Et René Rault d'ajouter avec une sincérité évidente : "l'équipe éducative est formidable, la direction également. Ils sont accessibles à tous, ils sont ouverts, ils savent arrondir les angles. La structure n'est pas trop grande alors tout le monde se connaît, les parents connaissent les enfants des autres, c'est du tonnerre !" . Pour l'instant Margareth vit chez ses parents. Bien sûr son père pense au jour où elle aura atteint l'âge de la retraite ... "Il y a peu d'établissements pour recevoir les personnes comme elle, simplement des maisons de retraite traditionnelles, mais ce n'est pas facile pour les autres d'accepter les différences !" Malgré son âge, "j'ai plus de 85 ans je ne suis plus tout jeune", René Rault reste vaillant et actif. Il continuera jusqu'au bout à oeuvrer pour obtenir des places d'ESAT, pour créer des établissements de retraite pour personnes handicapées...
Estelle travaille à l'ESAT de St James
"Je suis entrée à l'ESAT en 2000. Lorsque l'on m'a appris que j'avais une place j'étais super contente ! cela faisait dix ans que je galérais... Après le primaire je suis allée au collège mais cela ne marchait pas, alors je suis allée dans un lycée professionnel pour apprendre la couture mais ça ne me plaisait pas. C'est à ce moment là que je me suis aperçue que j'avais des problèmes de motricité. J'ai fait mon dossier pour la MDPH. J'ai attendu un an avant d'être reconnue. Après j'ai fait une mise à niveau, j'ai passé mon certificat , je l'ai eu.
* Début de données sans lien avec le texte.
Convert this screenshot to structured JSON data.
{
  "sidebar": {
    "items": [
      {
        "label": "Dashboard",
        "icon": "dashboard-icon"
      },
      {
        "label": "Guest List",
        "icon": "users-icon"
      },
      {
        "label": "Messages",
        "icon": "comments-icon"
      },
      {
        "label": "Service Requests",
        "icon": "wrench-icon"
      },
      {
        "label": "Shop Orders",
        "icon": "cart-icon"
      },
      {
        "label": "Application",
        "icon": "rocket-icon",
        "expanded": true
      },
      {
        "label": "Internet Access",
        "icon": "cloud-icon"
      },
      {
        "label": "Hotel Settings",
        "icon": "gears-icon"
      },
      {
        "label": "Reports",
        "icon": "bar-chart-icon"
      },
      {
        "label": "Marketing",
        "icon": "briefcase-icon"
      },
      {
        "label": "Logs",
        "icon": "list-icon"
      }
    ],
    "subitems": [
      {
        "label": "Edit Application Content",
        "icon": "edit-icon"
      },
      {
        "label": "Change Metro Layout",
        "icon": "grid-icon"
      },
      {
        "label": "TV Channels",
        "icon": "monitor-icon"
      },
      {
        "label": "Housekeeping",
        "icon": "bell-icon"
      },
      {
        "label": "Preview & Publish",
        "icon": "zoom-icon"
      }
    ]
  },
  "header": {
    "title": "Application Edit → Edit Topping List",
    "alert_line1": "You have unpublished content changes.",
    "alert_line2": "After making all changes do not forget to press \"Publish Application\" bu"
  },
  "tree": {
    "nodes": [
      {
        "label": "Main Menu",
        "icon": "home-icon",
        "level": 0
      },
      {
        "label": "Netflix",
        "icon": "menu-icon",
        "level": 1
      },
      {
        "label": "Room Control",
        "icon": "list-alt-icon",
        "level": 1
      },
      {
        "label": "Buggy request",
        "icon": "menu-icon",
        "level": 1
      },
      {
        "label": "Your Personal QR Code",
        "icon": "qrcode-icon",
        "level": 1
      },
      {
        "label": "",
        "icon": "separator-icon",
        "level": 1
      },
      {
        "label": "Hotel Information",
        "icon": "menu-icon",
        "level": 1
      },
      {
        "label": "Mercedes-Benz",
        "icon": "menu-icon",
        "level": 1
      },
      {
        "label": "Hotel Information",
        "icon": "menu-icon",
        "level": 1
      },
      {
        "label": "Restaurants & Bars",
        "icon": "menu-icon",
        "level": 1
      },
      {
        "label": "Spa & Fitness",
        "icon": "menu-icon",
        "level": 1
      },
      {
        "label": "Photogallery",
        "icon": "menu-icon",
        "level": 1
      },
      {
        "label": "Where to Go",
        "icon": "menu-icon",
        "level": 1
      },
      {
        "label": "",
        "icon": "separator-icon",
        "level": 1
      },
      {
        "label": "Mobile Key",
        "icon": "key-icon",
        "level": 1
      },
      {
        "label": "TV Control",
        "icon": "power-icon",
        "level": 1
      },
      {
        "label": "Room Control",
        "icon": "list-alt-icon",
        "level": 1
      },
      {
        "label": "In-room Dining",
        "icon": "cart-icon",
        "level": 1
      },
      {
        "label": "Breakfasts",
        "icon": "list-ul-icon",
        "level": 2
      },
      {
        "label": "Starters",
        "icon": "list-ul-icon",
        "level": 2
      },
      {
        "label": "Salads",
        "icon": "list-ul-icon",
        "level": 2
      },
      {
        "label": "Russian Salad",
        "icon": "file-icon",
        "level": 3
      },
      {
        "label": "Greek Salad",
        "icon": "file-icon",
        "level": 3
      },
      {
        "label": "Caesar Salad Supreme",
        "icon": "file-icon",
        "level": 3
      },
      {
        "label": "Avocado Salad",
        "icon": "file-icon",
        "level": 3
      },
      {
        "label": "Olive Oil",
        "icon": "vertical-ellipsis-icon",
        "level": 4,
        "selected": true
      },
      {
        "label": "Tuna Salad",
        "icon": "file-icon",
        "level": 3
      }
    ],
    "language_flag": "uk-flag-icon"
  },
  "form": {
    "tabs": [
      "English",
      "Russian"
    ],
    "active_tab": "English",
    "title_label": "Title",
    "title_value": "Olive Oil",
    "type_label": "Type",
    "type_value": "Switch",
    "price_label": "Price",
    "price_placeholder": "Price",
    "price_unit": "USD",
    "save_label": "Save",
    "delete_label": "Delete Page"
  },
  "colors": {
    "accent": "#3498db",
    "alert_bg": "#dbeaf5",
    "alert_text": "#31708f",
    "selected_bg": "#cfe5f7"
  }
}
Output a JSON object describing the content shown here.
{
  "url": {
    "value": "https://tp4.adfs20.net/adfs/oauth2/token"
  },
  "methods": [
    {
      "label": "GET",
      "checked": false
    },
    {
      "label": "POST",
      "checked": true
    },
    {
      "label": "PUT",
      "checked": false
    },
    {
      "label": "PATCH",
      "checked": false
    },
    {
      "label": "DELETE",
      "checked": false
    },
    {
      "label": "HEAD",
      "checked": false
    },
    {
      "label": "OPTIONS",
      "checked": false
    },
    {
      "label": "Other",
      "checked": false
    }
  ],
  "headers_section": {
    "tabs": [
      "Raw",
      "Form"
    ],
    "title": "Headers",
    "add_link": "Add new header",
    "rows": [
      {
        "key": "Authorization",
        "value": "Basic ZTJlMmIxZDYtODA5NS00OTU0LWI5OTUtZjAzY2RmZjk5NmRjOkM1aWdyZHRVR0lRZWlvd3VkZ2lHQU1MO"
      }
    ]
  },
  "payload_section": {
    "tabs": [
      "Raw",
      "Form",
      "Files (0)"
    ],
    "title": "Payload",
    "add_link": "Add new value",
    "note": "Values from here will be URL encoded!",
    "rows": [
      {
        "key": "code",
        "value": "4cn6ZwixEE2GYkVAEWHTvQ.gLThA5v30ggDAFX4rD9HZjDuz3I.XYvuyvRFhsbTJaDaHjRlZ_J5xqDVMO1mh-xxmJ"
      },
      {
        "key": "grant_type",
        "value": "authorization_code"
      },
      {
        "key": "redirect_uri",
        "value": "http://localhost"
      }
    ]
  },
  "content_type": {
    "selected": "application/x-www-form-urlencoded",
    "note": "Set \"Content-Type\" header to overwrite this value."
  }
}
Puis les emplois temporaires et les périodes de chômage se sont enchaînés. Mon objectif à ce moment là, c'était de trouver quelque chose dans le milieu ordinaire de travail, mais je ne trouvais rien. Un jour, je suis allée voir "Handicap et emploi" où l'on m'a parlé des ESAT. J'ai écrit à Saint-James, j'ai fait des stages et puis une place s'est libérée suite à un départ en retraite ; on me l'a proposée, c'était formidable ! Cela fait plusieurs années que je suis à l'ESAT. J'ai été embauchée comme lingère, mais l'atelier a fermé alors aujourd'hui je fais du pointage de présence au self et de l'entretien de bureaux. Lorsque je suis arrivée ici je commençais à déprimer, je n'avais pas confiance en moi, maintenant ce n'est plus le cas ! J'ai même des responsabilités, j'assiste aux réunions de la vie sociale, je suis déléguée de l'atelier de sous-traitance et Présidente du Conseil de la Vie Sociale pour les usagers.Avec un autre collègue, je siège au Conseil d'Administration de l'établissement, je représente les travailleurs."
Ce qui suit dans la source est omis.